I spent the best part of a night beside the river. I was deeply absorbed in the moment and the moment itself was an eternity of living. The waters of the Ganga roared as the river sped past in haste and it seemingly carried me along in its wake. I felt a strange sense of deja-vu, as though the Ganga itself was the river of Time, and I was swept into its currents with no control of my destiny. And yet, I felt anchored to something that remained when I lost myself. I felt a hand clasp mine to hold me aloft as I drowned in the river - I felt a strong grasp steer me to another shore.

It was a faith in eternity that transcended the ephemeral transience of living. It was an intuitive truth that neither rationalisation nor all of living since, could destroy. It was beyond the ken of thought. We live in different realms at different times. Yet something about us remains steadfast, unchanging, if we can only believe.

When we strip ourselves of all the layers of living that are dictated by the impressions created in our minds by a barrage of inputs, we suddenly find ourselves face to face with what we have always known. Quite suddenly we are no longer afraid. Neither of living, nor of dying. We are no longer desperately clinging to what we have always imagined should be. For a brief moment we live in the eternal present and we remember who we really are.

What power draws me to the Ganga at Haridwar? I have already paid my debt of having once ignored it. Why does it beckon me still? What living has to be surrendered there that still belongs to me?
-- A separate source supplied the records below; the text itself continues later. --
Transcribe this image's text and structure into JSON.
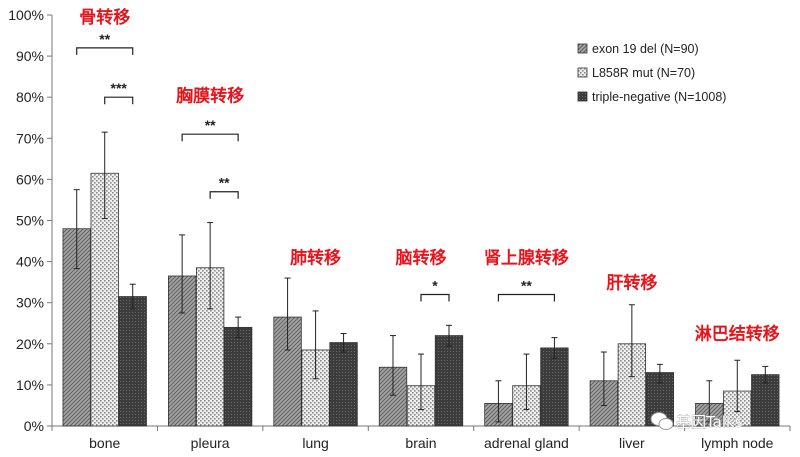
{
  "chart_data": {
    "type": "bar",
    "categories": [
      "bone",
      "pleura",
      "lung",
      "brain",
      "adrenal gland",
      "liver",
      "lymph node"
    ],
    "series": [
      {
        "name": "exon 19 del (N=90)",
        "values": [
          48,
          36.5,
          26.5,
          14.3,
          5.5,
          11,
          5.5
        ],
        "error": [
          [
            38.3,
            57.5
          ],
          [
            27.5,
            46.5
          ],
          [
            18.5,
            36
          ],
          [
            7.5,
            22
          ],
          [
            1,
            11
          ],
          [
            5,
            18
          ],
          [
            1,
            11
          ]
        ],
        "pattern": "diagonal",
        "color": "#9a9a9a"
      },
      {
        "name": "L858R mut (N=70)",
        "values": [
          61.5,
          38.5,
          18.5,
          9.8,
          9.8,
          20,
          8.5
        ],
        "error": [
          [
            50.5,
            71.5
          ],
          [
            28.5,
            49.5
          ],
          [
            11.5,
            28
          ],
          [
            4,
            17.5
          ],
          [
            4,
            17.5
          ],
          [
            12,
            29.5
          ],
          [
            3.5,
            16
          ]
        ],
        "pattern": "dots",
        "color": "#e6e6e6"
      },
      {
        "name": "triple-negative (N=1008)",
        "values": [
          31.5,
          24,
          20.3,
          22,
          19,
          13,
          12.5
        ],
        "error": [
          [
            28.5,
            34.5
          ],
          [
            21.5,
            26.5
          ],
          [
            18,
            22.5
          ],
          [
            19.5,
            24.5
          ],
          [
            16.5,
            21.5
          ],
          [
            10.5,
            15
          ],
          [
            10.5,
            14.5
          ]
        ],
        "pattern": "dark",
        "color": "#3a3a3a"
      }
    ],
    "ylim": [
      0,
      100
    ],
    "yticks": [
      "0%",
      "10%",
      "20%",
      "30%",
      "40%",
      "50%",
      "60%",
      "70%",
      "80%",
      "90%",
      "100%"
    ],
    "grid": false,
    "legend": "top-right",
    "significance": [
      {
        "category": 0,
        "from": 0,
        "to": 2,
        "level": 92,
        "label": "**"
      },
      {
        "category": 0,
        "from": 1,
        "to": 2,
        "level": 80,
        "label": "***"
      },
      {
        "category": 1,
        "from": 0,
        "to": 2,
        "level": 71,
        "label": "**"
      },
      {
        "category": 1,
        "from": 1,
        "to": 2,
        "level": 57,
        "label": "**"
      },
      {
        "category": 3,
        "from": 1,
        "to": 2,
        "level": 32,
        "label": "*"
      },
      {
        "category": 4,
        "from": 0,
        "to": 2,
        "level": 32,
        "label": "**"
      }
    ],
    "annotations": [
      {
        "category": 0,
        "level": 98,
        "text": "骨转移"
      },
      {
        "category": 1,
        "level": 79,
        "text": "胸膜转移"
      },
      {
        "category": 2,
        "level": 39.5,
        "text": "肺转移"
      },
      {
        "category": 3,
        "level": 39.5,
        "text": "脑转移"
      },
      {
        "category": 4,
        "level": 39.5,
        "text": "肾上腺转移"
      },
      {
        "category": 5,
        "level": 33.5,
        "text": "肝转移"
      },
      {
        "category": 6,
        "level": 21,
        "text": "淋巴结转移"
      }
    ]
  },
  "watermark": {
    "text": "基因Talks",
    "icon": "wechat-icon"
  }
}
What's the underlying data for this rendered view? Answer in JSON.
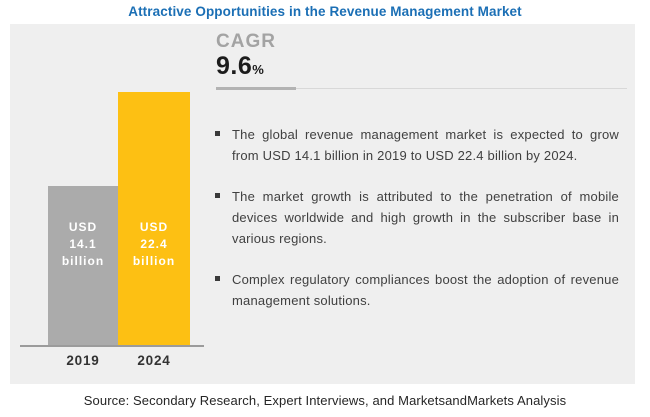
{
  "title": "Attractive Opportunities in the Revenue Management Market",
  "cagr": {
    "label": "CAGR",
    "value": "9.6",
    "unit": "%"
  },
  "bullets": [
    "The global revenue management market is expected to grow from USD 14.1 billion in 2019 to USD 22.4 billion by 2024.",
    "The market growth is attributed to the penetration of mobile devices worldwide and high growth in the subscriber base in various regions.",
    "Complex regulatory compliances boost the adoption of revenue management solutions."
  ],
  "source": "Source: Secondary Research, Expert Interviews, and MarketsandMarkets Analysis",
  "colors": {
    "title_blue": "#1b6fb5",
    "panel_bg": "#efefef",
    "bar_2019": "#ababab",
    "bar_2024": "#fdc013",
    "bullet_text": "#404040"
  },
  "chart_data": {
    "type": "bar",
    "categories": [
      "2019",
      "2024"
    ],
    "values": [
      14.1,
      22.4
    ],
    "value_unit": "USD billion",
    "bar_labels": [
      [
        "USD",
        "14.1",
        "billion"
      ],
      [
        "USD",
        "22.4",
        "billion"
      ]
    ],
    "cagr_percent": 9.6,
    "title": "Attractive Opportunities in the Revenue Management Market",
    "xlabel": "",
    "ylabel": "",
    "ylim": [
      0,
      22.4
    ],
    "grid": false,
    "legend": "none"
  }
}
I did not know it then and have barely grasped it yet, but my connection with the Ganga, the source of which I had sought as I trekked from Gangotri to Gaumukh, is as old as time itself. It is the river of my life whose course I once believed was guided by an unseen hand that would always protect me. No matter what happens between, I know the river will inevitably return to merge with the very ocean of living. I know now that I will return again to the banks of the river at Haridwar and seek answers to the questions of eternity that I held briefly in the palm of my hand and that have eluded me since in the mire of living.